项目总结 人类多发性硬化是一种双相脱髓鞘疾病：有一个初始复发-缓解期(RRMS) 之后是第二进展阶段(SPMS)。SPMS目前是不治之症。要检查 在SPMS的病理学方面，我们研究了一种单相小鼠模型(寒战)，该模型仅表现出进行性的 相位。在R-21(RO1的前身)的支持下，我们有了一个令人惊讶的发现，删除 颤栗中的SNPH(一种主要的线粒体锚定蛋白)具有显著的神经保护作用。相比之下， 在另一个仅表现RRMS的单相动物模型(EAE/B6)中，删除SNPH并不能提供保护 相位。我们假设SNPH在人类多发性硬化中具有双相作用(在RRMS中有益，在RRMS中有害 在SPMS中抑制SNPH是治疗进展性MS的一种新疗法。这项拨款延长了R-21 结果是机械方向(目标1)和平移方向(目标2和3)。 在机械目标1中，我们将研究SNPH-KO如何通过两种不同的方式保护体外培养的病理性神经元。 激活神经保护性有丝分裂和线粒体融合途径的作用。在翻译目标中 2，我们将在一种新的双相小鼠模型(EAE/NOD)中表征SNPH的病理特征，该模型优于我们的 同时表达RRMS和SPMS相的单相模型，以更好地模拟人类双相MS 这笔赠款的高潮是翻译目标3。我们将设计一种治疗双相SPMS阶段的方法 小鼠模型作为未来可能治疗人类进展性多发性硬化症的一种方法，我们的治疗设计是双重的。第一 是治疗的时机。
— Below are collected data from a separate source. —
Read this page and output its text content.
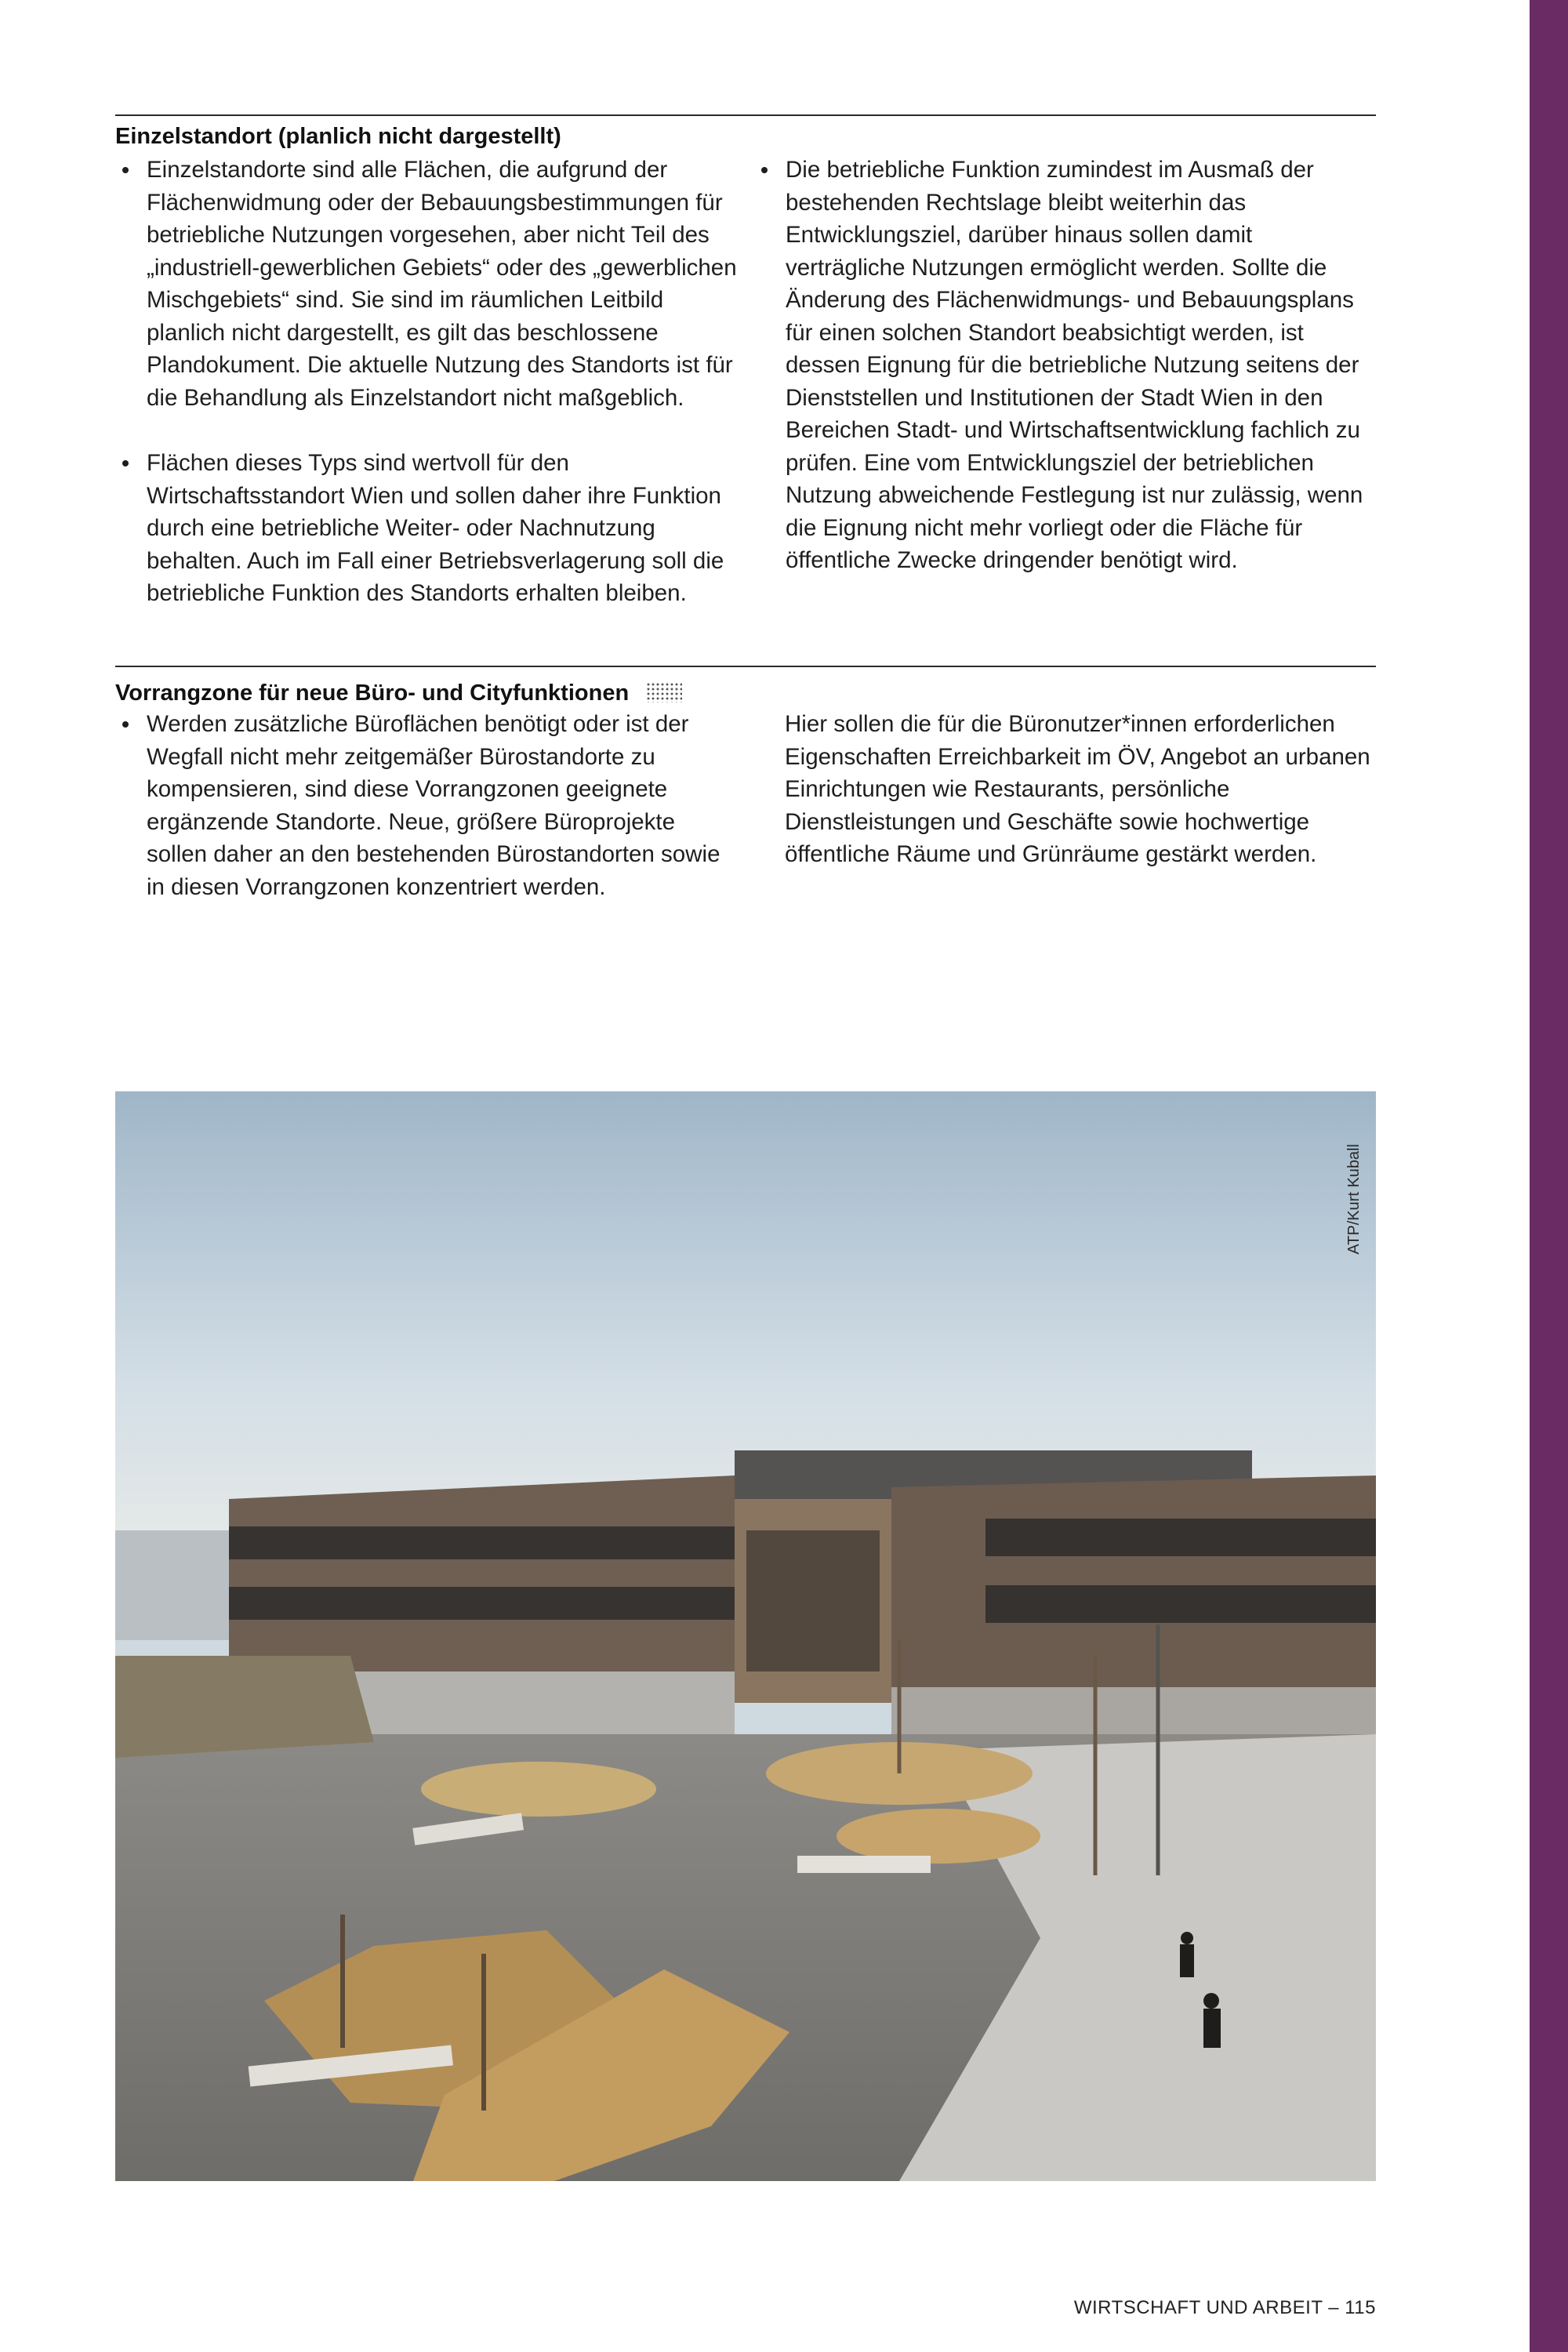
Einzelstandort (planlich nicht dargestellt)

Einzelstandorte sind alle Flächen, die aufgrund der Flächenwidmung oder der Bebauungsbestimmungen für betriebliche Nutzungen vorgesehen, aber nicht Teil des „industriell-gewerblichen Gebiets“ oder des „gewerblichen Mischgebiets“ sind. Sie sind im räumlichen Leitbild planlich nicht dargestellt, es gilt das beschlossene Plandokument. Die aktuelle Nutzung des Standorts ist für die Behandlung als Einzelstandort nicht maßgeblich.

Flächen dieses Typs sind wertvoll für den Wirtschaftsstandort Wien und sollen daher ihre Funktion durch eine betriebliche Weiter- oder Nachnutzung behalten. Auch im Fall einer Betriebsverlagerung soll die betriebliche Funktion des Standorts erhalten bleiben.

Die betriebliche Funktion zumindest im Ausmaß der bestehenden Rechtslage bleibt weiterhin das Entwicklungsziel, darüber hinaus sollen damit verträgliche Nutzungen ermöglicht werden. Sollte die Änderung des Flächenwidmungs- und Bebauungsplans für einen solchen Standort beabsichtigt werden, ist dessen Eignung für die betriebliche Nutzung seitens der Dienststellen und Institutionen der Stadt Wien in den Bereichen Stadt- und Wirtschaftsentwicklung fachlich zu prüfen. Eine vom Entwicklungsziel der betrieblichen Nutzung abweichende Festlegung ist nur zulässig, wenn die Eignung nicht mehr vorliegt oder die Fläche für öffentliche Zwecke dringender benötigt wird.

Vorrangzone für neue Büro- und Cityfunktionen

Werden zusätzliche Büroflächen benötigt oder ist der Wegfall nicht mehr zeitgemäßer Bürostandorte zu kompensieren, sind diese Vorrangzonen geeignete ergänzende Standorte. Neue, größere Büroprojekte sollen daher an den bestehenden Bürostandorten sowie in diesen Vorrangzonen konzentriert werden.

Hier sollen die für die Büronutzer*innen erforderlichen Eigenschaften Erreichbarkeit im ÖV, Angebot an urbanen Einrichtungen wie Restaurants, persönliche Dienstleistungen und Geschäfte sowie hochwertige öffentliche Räume und Grünräume gestärkt werden.

WIRTSCHAFT UND ARBEIT – 115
我们将使用条件SNPH-KO策略来表明治疗的最佳时机是在 当SNPH不再有益而开始变得有害时，从RRMS到SPMS的转变。第二个是 综合疗法。我们将检查联合治疗(SNPH-KO和抗炎)是否 可能完全根除双相小鼠模型进展期的神经退行性变。 结论：本项目为设计治疗方案提供了一个全新的框架。 无法治愈的进展性多发性硬化症通过双相性SNPH假说，我们精确定位了关键的线粒体锚定。 在多发性硬化症进展过程中其功能由有益变为有害的蛋白质。这笔赠款的症结在于 是验证双相小鼠模型以模拟双相人类多发性硬化症，然后通过靶向SNPH来治疗小鼠 晚期使用条件和组合策略作为治疗人类进展性MS的未来步骤。